Estágio de pós-graduandos no Ministério Público do Rio Grande do Norte

ADI 5.477 – Ministra Cármen Lúcia – Plenário

Sessão virtual de 19 a 26.3.2021

Ação direta ajuizada em 2016 pela Associação Nacional dos Servidores do Ministério Público (Ansemp) contra a Lei Complementar Estadual 462/2012, que dispõe sobre a criação de estágio para estudantes de pós-graduação, no âmbito do Ministério Público do Estado do Rio Grande do Norte.

A associação autora sustenta que o programa de estágio, denominado ‘MP Residência’, viola os artigos 22, inciso I e 37, incisos II e X, no que se refere à criação de cargos públicos e a forma de acesso a eles.

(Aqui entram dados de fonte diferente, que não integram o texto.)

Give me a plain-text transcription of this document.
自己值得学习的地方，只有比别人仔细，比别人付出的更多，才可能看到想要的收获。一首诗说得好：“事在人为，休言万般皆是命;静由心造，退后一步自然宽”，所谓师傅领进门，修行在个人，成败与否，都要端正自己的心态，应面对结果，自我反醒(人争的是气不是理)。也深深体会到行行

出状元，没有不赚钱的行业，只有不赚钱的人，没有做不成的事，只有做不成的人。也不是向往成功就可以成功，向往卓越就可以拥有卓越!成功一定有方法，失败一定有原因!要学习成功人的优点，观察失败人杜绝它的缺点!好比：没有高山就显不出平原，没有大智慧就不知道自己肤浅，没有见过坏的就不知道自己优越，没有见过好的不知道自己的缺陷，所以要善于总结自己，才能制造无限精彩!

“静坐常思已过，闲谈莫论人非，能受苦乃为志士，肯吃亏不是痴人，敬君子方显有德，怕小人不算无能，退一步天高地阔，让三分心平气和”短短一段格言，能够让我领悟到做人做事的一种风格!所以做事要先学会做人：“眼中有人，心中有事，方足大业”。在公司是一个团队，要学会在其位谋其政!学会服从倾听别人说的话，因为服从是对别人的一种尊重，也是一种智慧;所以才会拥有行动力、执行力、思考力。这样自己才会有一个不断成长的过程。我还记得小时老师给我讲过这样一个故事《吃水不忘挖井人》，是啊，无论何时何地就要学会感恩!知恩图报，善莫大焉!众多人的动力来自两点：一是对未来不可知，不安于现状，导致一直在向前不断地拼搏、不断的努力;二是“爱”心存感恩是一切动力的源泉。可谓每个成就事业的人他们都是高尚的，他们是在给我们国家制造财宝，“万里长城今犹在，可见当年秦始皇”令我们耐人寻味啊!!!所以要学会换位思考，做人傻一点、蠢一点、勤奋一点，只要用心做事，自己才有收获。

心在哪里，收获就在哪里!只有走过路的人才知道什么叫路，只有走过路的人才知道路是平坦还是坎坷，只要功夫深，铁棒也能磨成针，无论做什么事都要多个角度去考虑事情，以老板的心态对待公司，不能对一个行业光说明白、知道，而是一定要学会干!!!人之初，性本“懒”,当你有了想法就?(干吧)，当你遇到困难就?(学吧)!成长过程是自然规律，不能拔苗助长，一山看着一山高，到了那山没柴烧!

Para a instituição, trata-se de uma forma de burlar o princípio do acesso ao cargo público por meio de concurso público.

A Procuradoria Geral da República opina pela procedência da ação, em parecer que tem a seguinte ementa:

CONSTITUCIONAL E ADMINISTRATIVO. AÇÃO DIRETA DE INCONSTITUCIONALIDADE. LEI COMPLEMENTAR 462/2012, DO RIO GRANDE DO NORTE. PROGRAMA DE RESIDÊNCIA JURÍDICA NO MINISTÉRIO PÚBLICO ESTADUAL. CONTRATAÇÃO DE BACHARÉIS EM DIREITO PARA PRESTAR SERVIÇO PÚBLICO POR TEMPO DETERMINADO. FUNÇÕES TÍPICAS DE SERVIDORES EFETIVOS. REQUISITOS CONSTITUCIONAIS DE CONTRATAÇÃO TEMPORÁRIA POR EXCEPCIONAL INTERESSE PÚLICO. INOBSERVÂNCIA. INVASÃO DA COMPETÊNCIA DA UNIÃO PARA LEGISLAR SOBRE DIREITO DO TRABALHO. OFENSA AOS ARTS. 22, I, E 37, II E IX, DA CONSTITUIÇÃO DA REPÚBLICA.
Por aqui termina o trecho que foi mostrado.